The quote is from George Harrison’s song “Any Road” and was no doubt influenced by the dialogue between Alice and the Cat in Lewis Carroll’s brilliant book “Alice’s Adventures in Wonderland”. The statement is very profound. With the current fixation on immediacy we are frequently confusing being busy, pushing texts and emails around the stratosphere, with forward momentum.  Never have we been so active, yet so stationary.

I attended a key note address delivered by Dr David Keane, who was a fellow speaker at a conference.  His talk was about “The Art of Deliberate Success”.  He asked a question ‘What do you consider success means to you?’.  This is a question we should be asking ourselves . Keane pointed out the importance of having clarity, priority and execution working together.  Where you have clarity and prioritization working, but execution missing, you become stuck and are not making progress toward success.  The sweet spot is where the three collide.  Jim Collins called it “Your hedgehog”;:meaning  you were untouchable.

Jim Collins in his “Good to Great book” had three circles when looking at success from an organisation’s viewpoint. The three circles are as relevant to us as individuals.  The Collin’s circles remind us to look and focus in an area where we can be a world expert.  This is not as hard as it sounds providing you look for a very specific area relevant to  your experiences to date and one where you  have already made some progress.  Find an area which is free from competing experts and get your 10,000 hours into that space as soon as possible.

The second circle is passion.  Where passion and being a world expert collide is an agreeable place to be. Work and play merge together.  The last circle is economic demand.  It is not only practical to focus on something that others are happy to pay for it is commonsense.

I attended a life skills course several decades ago.  It was called turning point.  It lived up to its name.  It was the first time I was exposed to the power of the subconscious and its ability to pursue a target.  If we have a vision of what success looks like, a treasure map in other words, then we will travel towards it.

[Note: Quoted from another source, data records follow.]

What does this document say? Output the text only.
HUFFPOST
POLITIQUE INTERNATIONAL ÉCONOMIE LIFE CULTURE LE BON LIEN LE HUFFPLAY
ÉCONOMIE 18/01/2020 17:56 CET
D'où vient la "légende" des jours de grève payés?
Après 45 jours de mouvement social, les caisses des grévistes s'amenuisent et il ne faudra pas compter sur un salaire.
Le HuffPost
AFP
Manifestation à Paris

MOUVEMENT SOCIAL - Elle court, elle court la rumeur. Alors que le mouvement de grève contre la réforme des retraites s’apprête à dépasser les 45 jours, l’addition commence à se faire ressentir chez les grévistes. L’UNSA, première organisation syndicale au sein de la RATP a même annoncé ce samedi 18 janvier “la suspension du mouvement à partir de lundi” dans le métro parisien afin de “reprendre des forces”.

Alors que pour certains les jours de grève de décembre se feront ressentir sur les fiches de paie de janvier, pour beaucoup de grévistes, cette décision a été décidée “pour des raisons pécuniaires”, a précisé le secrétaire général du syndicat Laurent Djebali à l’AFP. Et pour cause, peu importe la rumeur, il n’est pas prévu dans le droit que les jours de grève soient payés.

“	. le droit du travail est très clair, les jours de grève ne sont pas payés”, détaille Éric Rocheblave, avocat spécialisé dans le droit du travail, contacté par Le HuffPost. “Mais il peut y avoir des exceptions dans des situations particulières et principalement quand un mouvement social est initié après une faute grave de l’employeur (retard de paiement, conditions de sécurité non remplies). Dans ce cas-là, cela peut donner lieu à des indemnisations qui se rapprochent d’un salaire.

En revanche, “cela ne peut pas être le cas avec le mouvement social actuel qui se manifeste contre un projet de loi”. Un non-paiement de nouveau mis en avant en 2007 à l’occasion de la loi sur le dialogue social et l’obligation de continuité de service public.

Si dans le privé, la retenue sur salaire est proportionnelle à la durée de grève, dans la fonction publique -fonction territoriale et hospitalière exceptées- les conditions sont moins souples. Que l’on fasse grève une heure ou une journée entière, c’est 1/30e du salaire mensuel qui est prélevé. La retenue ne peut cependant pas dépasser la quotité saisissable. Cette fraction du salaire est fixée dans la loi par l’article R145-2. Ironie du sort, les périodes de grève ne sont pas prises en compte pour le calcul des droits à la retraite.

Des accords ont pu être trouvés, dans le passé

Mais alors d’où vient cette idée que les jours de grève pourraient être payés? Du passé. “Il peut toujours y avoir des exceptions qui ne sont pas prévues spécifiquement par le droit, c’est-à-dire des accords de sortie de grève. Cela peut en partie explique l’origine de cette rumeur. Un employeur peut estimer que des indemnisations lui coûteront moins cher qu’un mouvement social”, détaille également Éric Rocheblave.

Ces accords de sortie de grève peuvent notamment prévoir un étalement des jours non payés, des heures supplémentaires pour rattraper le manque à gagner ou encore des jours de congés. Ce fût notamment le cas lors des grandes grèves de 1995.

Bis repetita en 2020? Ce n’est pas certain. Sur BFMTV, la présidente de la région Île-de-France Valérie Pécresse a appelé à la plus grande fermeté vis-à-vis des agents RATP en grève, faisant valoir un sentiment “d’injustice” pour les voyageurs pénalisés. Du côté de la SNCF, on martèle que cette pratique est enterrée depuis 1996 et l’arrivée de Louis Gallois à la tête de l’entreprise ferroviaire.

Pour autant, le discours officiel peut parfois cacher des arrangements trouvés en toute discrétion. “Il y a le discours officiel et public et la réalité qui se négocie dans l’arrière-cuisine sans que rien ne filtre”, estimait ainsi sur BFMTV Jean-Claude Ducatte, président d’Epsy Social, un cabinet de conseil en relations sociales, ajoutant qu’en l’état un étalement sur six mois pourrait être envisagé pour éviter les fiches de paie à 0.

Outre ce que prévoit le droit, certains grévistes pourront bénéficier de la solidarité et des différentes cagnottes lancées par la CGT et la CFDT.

For a treasure map you need an A3 page, where you set out how you envisage success will be like with your life partner, your family, your friends, your health, your hobbies, your career and your retirement savings.  State the goals and glue pictures to help you visualize the outcomes you seek.  The more pictures the better, pictures from magazines and journals are an excellent source, (e.g., If you want to be fitter, then a picture of a person similar to you with the body shape you aspire to., If you want to practice yoga daily then a picture of a person, like you, doing yoga, etc.).  My first treasure map had a picture of a particular motorbike, a BMW 100RS, which is reasonably rare.  Two years later I owned the exact replica of the bike in the photo, even the same paint combination.  Read any self- help book and ask any achiever, and they will tell you that visualization is the key.

I discovered the book “The Winner’s Bible” while browsing in an airport bookshop. It resonated with the concept of treasury mapping, albeit in a different way. The concept being you have a folder with inspirational sayings and the goals you have set for yourself.  Each day you pick-up your Winner’ Bible and read the pages that resonate that day.